Republicans are making a big mistake if they think that because environmental protection ranks far down on the public's list of priorities, the issue is fair game.
Environmental protection has filled a back seat in surveys because most Americans assume it is too elemental not to be implemented, and they thus take it for granted. Much environmental degradation, especially global warming, also tends to be incremental, a pace that invites complacency.
That said, the public's innate attachment to their surrounding environment is a "sleeping giant" that could erupt at the initial onset of a major ecological crisis. Scientists warn that just such a crisis is looming if we sit on our hands in dealing with global warming. And their admonitions are reinforced by the weight of evidence.
If Republican lawmakers make their denial of global warming's threat a signature campaign issue leading up to the 2016 national election, they will be writing their own political obituary. Many of the voting blocs who were under-represented in the mid-term elections -- such as youth and minorities -- will be out in full force in 2016, and they tend to be climate change believers.
Yet this vulnerability has not registered. Newly elected Senate Majority leader Mitch McConnell perfunctorily dismisses the Obama initiatives to combat global warming as an "ideological crusade" that is a frivolous act of self-gratification and in effect, a "war on coal." Nor do the Republicans appear ready to minimize embarrassment by reining in Senator James Inhofe of Oklahoma. The aforementioned is slated to head the Senate Environmental Committee and considers global warming a hoax concocted by left wing scientists to attract research funding.

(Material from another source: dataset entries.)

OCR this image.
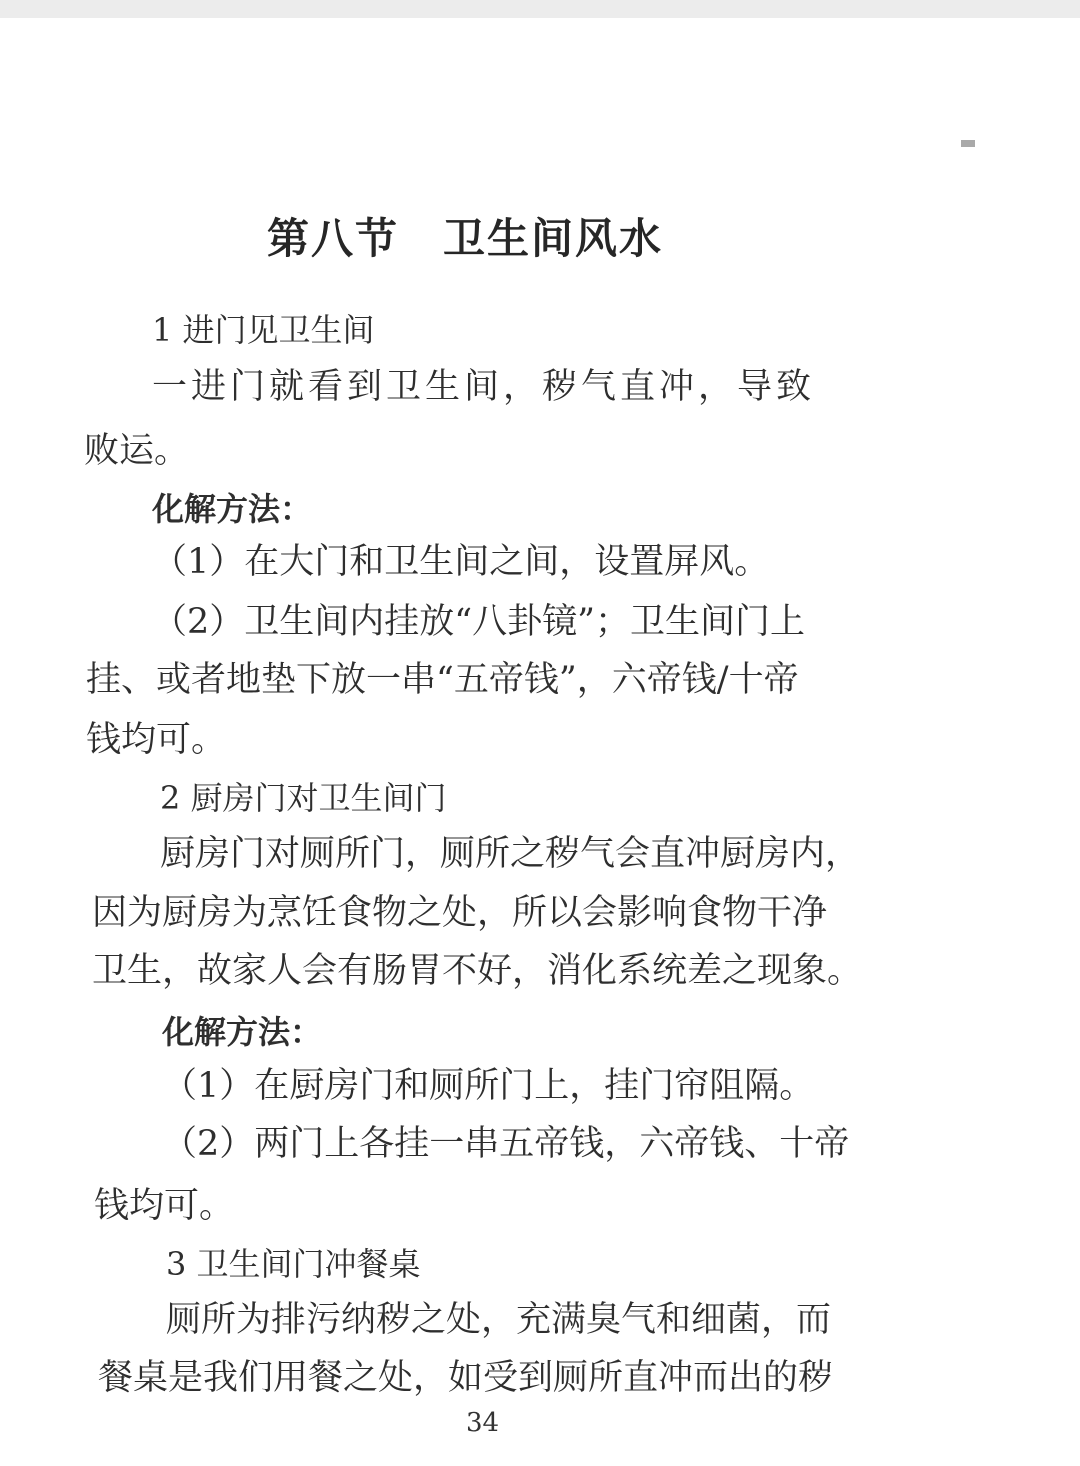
第八节　卫生间风水
1 进门见卫生间
一进门就看到卫生间，秽气直冲，导致
败运。
化解方法：
（1）在大门和卫生间之间，设置屏风。
（2）卫生间内挂放“八卦镜”；卫生间门上
挂、或者地垫下放一串“五帝钱”，六帝钱/十帝
钱均可。
2 厨房门对卫生间门
厨房门对厕所门，厕所之秽气会直冲厨房内，
因为厨房为烹饪食物之处，所以会影响食物干净
卫生，故家人会有肠胃不好，消化系统差之现象。
化解方法：
（1）在厨房门和厕所门上，挂门帘阻隔。
（2）两门上各挂一串五帝钱，六帝钱、十帝
钱均可。
3 卫生间门冲餐桌
厕所为排污纳秽之处，充满臭气和细菌，而
餐桌是我们用餐之处，如受到厕所直冲而出的秽
34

The same GOP negativity is directed at other environmental issues as well. Republican lawmakers have expressed intentions to weaken ozone reduction standards, water quality protections, and roll back regulation of coal ash, mountain top mining, and methane emissions. Subsidies to clean renewable energy will be opposed as will administration efforts to add to federal wilderness areas.
It is a crucial mistake if Republicans treat all regulations the same. Polls show a majority of Americans distinguish between environmental rules which protect public health, and red tape which impedes business activity. The former is favored, the latter opposed.
Republicans' contention that existing environmental regulations are onerous overreach which are killing jobs and raising utility rates to exorbitant levels simply don't hold water. For example, since the enactment of the Clean Air Act in 1970, emissions of common air pollutants have declined 72 percent. At what cost to the economy? Gross domestic product has grown 219 percent and total private sector jobs have increased 101 percent. Mandated integration of renewables into the energy mix usually has increased electricity bills less than one percent if at all. And the renewable energy industry is more labor intensive than its fossil fuel counterpart, thus ultimately producing a net job gain (coal industry employment is shrinking significantly because of automation and competition from natural gas).
In summary, should Republicans persist in their vendetta against environmental protections, they risk gifting the 2016 presidential election to the Democrats, not to mention ending up on the wrong side of history.